Cet ouvrage dévoile un pan inconnu de l’histoire sociale de la Société Michelin. Si les historiens anglo-saxons continuent depuis les années 1980 à étudier cette question sociale dans l’économie de plantation en Indochine, il n’existait à ce jour aucune publication sur ce sujet en français depuis un article fondateur de Pierre Brocheux paru en 1977. Ce livre vient donc combler un manque concernant un secteur, l’hévéaculture, qui après 1925 jusqu’à la décolonisation fut le secteur symbole de la « mise en valeur » coloniale chère aux autorités, et en même temps celui qui fut emblématique de cette violence et de cette domination coloniales.
Phu-Riêng la Rouge, par TRAN Tu Binh,
un témoignage majeur sur l’Histoire et la société vietnamienne
La première partie de l’ouvrage est la traduction du témoignage d’un coolie, Tran Tu Binh, parue en 1965 pour la première fois au Viêt Nam, sur les conditions de vie et de travail extrêmement difficiles sur l’une des plantations Michelin et les efforts d’organisation des ouvriers pour se soulever. Il y a quelques semaines, à la question suivante, posée sur le forum américain Vietnam Studies Group à plusieurs dizaines de spécialistes du monde entier, « Quels livres conseillerez-vous à un étudiant se rendant au Viêt Nam ? », Phu-Riêng, la Rouge, de Tran Tu Binh, a été retenu aux côtés d’une vingtaine d’autres ouvrages de référence. C’est dire l’importance de ce récit, que l’Université Populaire et Citoyenne, grâce à la traduction de Carola Kaufmann, avec l’aide de Jacques Joubert, à partir de la version originale en vietnamien, est fière de présenter pour la première fois en français. Ce texte, bien qu’il s’agisse d’un témoignage militant, d’un homme devenu ensuite un cadre du régime nord-vietnamien, est en effet considéré par les meilleurs spécialistes, tels Pierre Brocheux ou l’historien américain David G. Marr, comme le plus fiable sur la condition ouvrière dans ces grandes plantations. Il est le plus fréquemment cité par les historiens s’intéressant à cette période et ce sujet.

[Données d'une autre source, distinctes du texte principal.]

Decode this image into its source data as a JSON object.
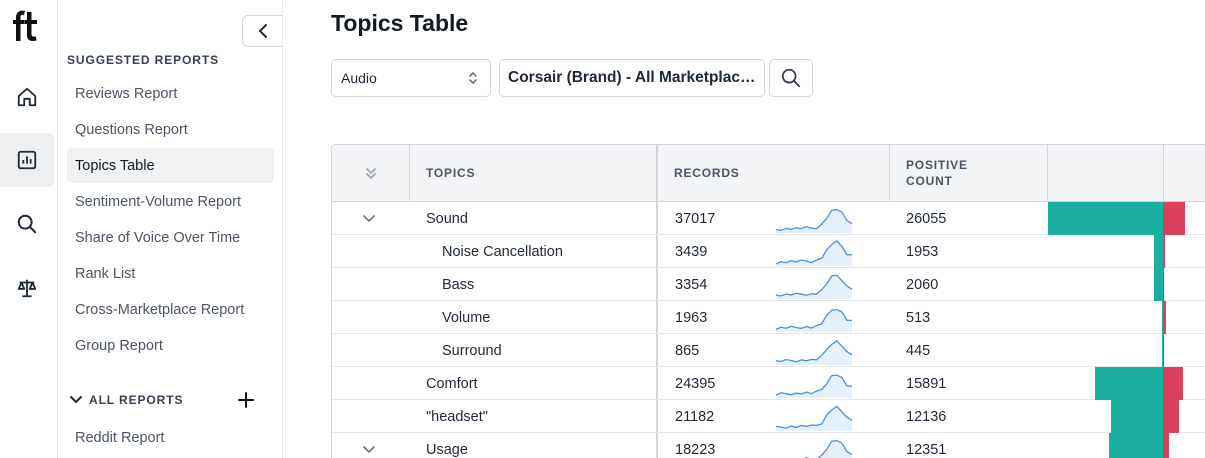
{
  "rail": {
    "logo_text": "ft",
    "items": [
      {
        "name": "home",
        "icon": "home-icon"
      },
      {
        "name": "reports",
        "icon": "bar-chart-icon",
        "active": true
      },
      {
        "name": "search",
        "icon": "search-icon"
      },
      {
        "name": "compare",
        "icon": "scale-icon"
      }
    ]
  },
  "sidebar": {
    "suggested_title": "SUGGESTED REPORTS",
    "suggested": [
      {
        "label": "Reviews Report"
      },
      {
        "label": "Questions Report"
      },
      {
        "label": "Topics Table",
        "active": true
      },
      {
        "label": "Sentiment-Volume Report"
      },
      {
        "label": "Share of Voice Over Time"
      },
      {
        "label": "Rank List"
      },
      {
        "label": "Cross-Marketplace Report"
      },
      {
        "label": "Group Report"
      }
    ],
    "all_title": "ALL REPORTS",
    "all": [
      {
        "label": "Reddit Report"
      }
    ]
  },
  "main": {
    "title": "Topics Table",
    "category_value": "Audio",
    "brand_value": "Corsair (Brand) - All Marketplaces",
    "columns": {
      "topics": "TOPICS",
      "records": "RECORDS",
      "positive_line1": "POSITIVE",
      "positive_line2": "COUNT"
    },
    "rows": [
      {
        "topic": "Sound",
        "records": "37017",
        "positive": "26055",
        "expandable": true,
        "indent": 0,
        "pos_share": 0.73,
        "neg_share": 0.14
      },
      {
        "topic": "Noise Cancellation",
        "records": "3439",
        "positive": "1953",
        "expandable": false,
        "indent": 1,
        "pos_share": 0.055,
        "neg_share": 0.012
      },
      {
        "topic": "Bass",
        "records": "3354",
        "positive": "2060",
        "expandable": false,
        "indent": 1,
        "pos_share": 0.055,
        "neg_share": 0.006
      },
      {
        "topic": "Volume",
        "records": "1963",
        "positive": "513",
        "expandable": false,
        "indent": 1,
        "pos_share": 0.006,
        "neg_share": 0.016
      },
      {
        "topic": "Surround",
        "records": "865",
        "positive": "445",
        "expandable": false,
        "indent": 1,
        "pos_share": 0.006,
        "neg_share": 0.003
      },
      {
        "topic": "Comfort",
        "records": "24395",
        "positive": "15891",
        "expandable": false,
        "indent": 0,
        "pos_share": 0.43,
        "neg_share": 0.125
      },
      {
        "topic": "\"headset\"",
        "records": "21182",
        "positive": "12136",
        "expandable": false,
        "indent": 0,
        "pos_share": 0.33,
        "neg_share": 0.1
      },
      {
        "topic": "Usage",
        "records": "18223",
        "positive": "12351",
        "expandable": true,
        "indent": 0,
        "pos_share": 0.34,
        "neg_share": 0.04
      }
    ]
  }
}
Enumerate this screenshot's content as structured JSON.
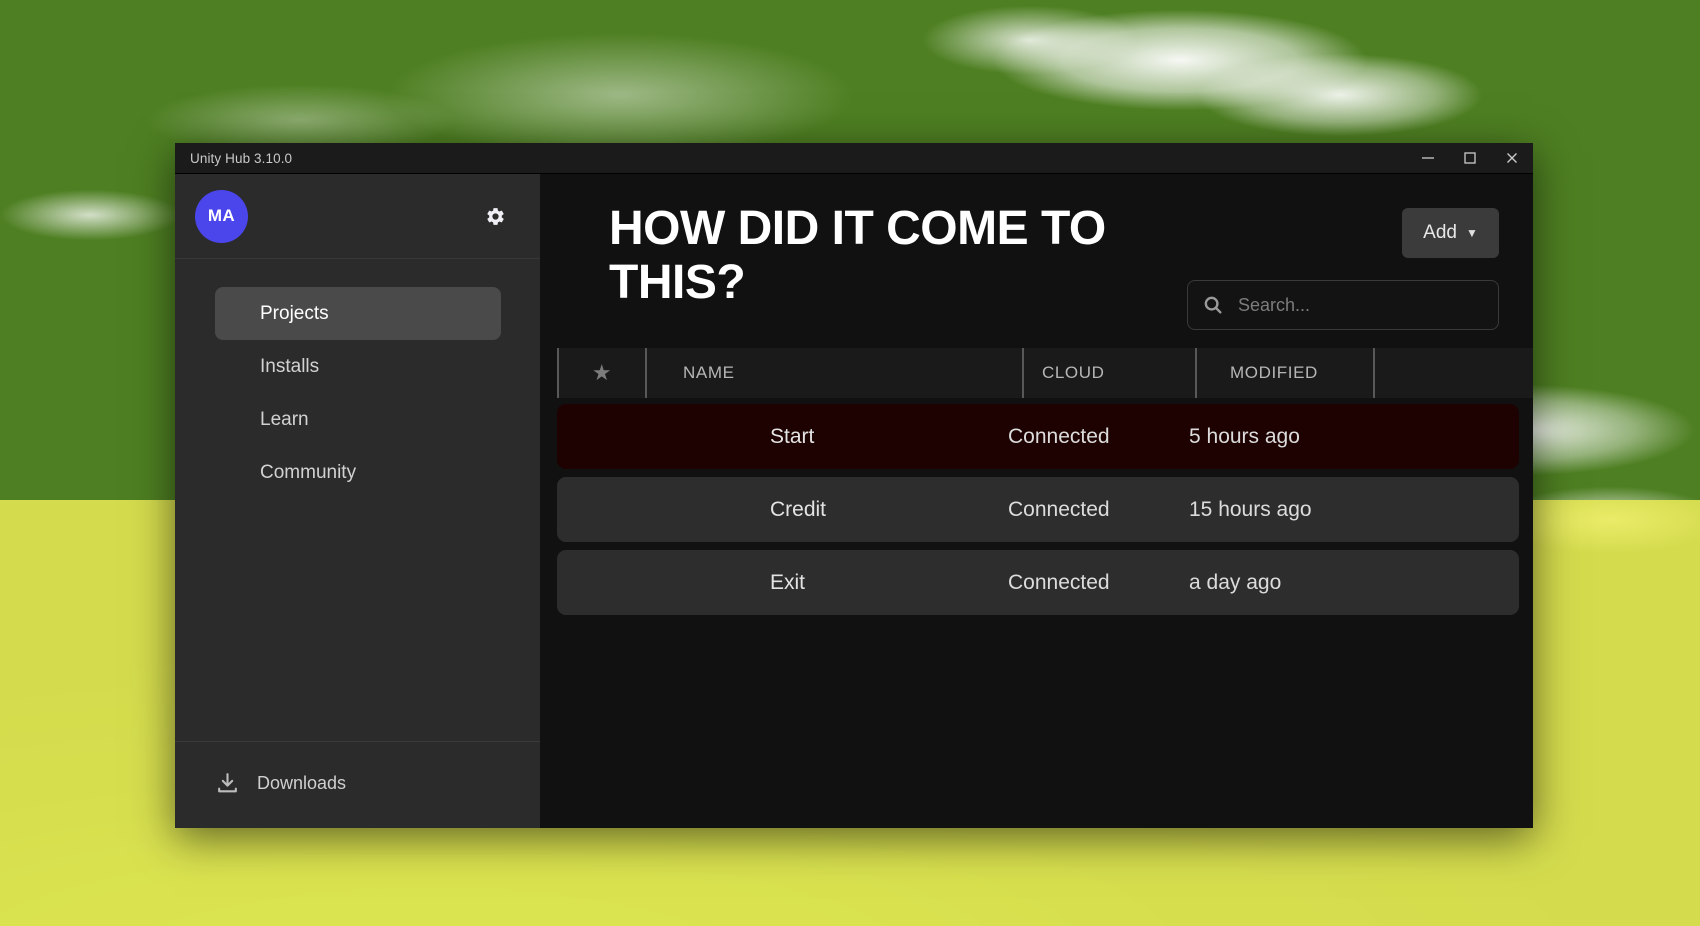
{
  "window": {
    "title": "Unity Hub 3.10.0",
    "controls": {
      "minimize": "minimize-icon",
      "maximize": "maximize-icon",
      "close": "close-icon"
    }
  },
  "sidebar": {
    "avatar_initials": "MA",
    "avatar_color": "#4b46ec",
    "settings_icon": "gear-icon",
    "items": [
      {
        "label": "Projects",
        "active": true
      },
      {
        "label": "Installs",
        "active": false
      },
      {
        "label": "Learn",
        "active": false
      },
      {
        "label": "Community",
        "active": false
      }
    ],
    "downloads": {
      "label": "Downloads",
      "icon": "download-icon"
    }
  },
  "main": {
    "page_title": "HOW DID IT COME TO THIS?",
    "add_button": {
      "label": "Add",
      "caret": "▼"
    },
    "search": {
      "placeholder": "Search...",
      "value": "",
      "icon": "search-icon"
    },
    "table": {
      "headers": {
        "star": "★",
        "name": "NAME",
        "cloud": "CLOUD",
        "modified": "MODIFIED",
        "extra": ""
      },
      "rows": [
        {
          "name": "Start",
          "cloud": "Connected",
          "modified": "5 hours ago",
          "highlight": true,
          "highlight_color": "#1e0202"
        },
        {
          "name": "Credit",
          "cloud": "Connected",
          "modified": "15 hours ago",
          "highlight": false,
          "highlight_color": "#2d2d2d"
        },
        {
          "name": "Exit",
          "cloud": "Connected",
          "modified": "a day ago",
          "highlight": false,
          "highlight_color": "#2d2d2d"
        }
      ]
    }
  }
}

Le particularisme des plantations Michelin en Indochine, par Éric PANTHOU,
Un travail universitaire très documenté sur une face oubliée de l’histoire sociale de la multinationale clermontoise

La seconde partie est historique. Si l’intérêt pour l’histoire sociale et économique des plantations d’hévéas en Indochine est croissant depuis des années, en particulier chez les auteurs anglo-saxons, presque tous ont été confrontés au refus de la Société Michelin d’ouvrir ses archives. En s’appuyant sur plusieurs centaines de pages de documents issus de ces archives, cette étude constitue une réponse à l’attente de nombreux chercheurs concernant l’attitude du géant du pneumatique en Indochine. Ce travail, à travers certaines comparaisons, établit le particularisme de ces plantations ; particularisme par la généralisation précoce des méthodes d’organisation du travail inspirées de Taylor et génératrices de pressions et violences sur les ouvriers ; particularisme par la fréquence et la gravité des incidents entre direction et ouvriers ; particularisme par la méconnaissance des mœurs des ouvriers de la part de cette même direction, par les conflits importants qu’ont noué les dirigeants avec les autres planteurs...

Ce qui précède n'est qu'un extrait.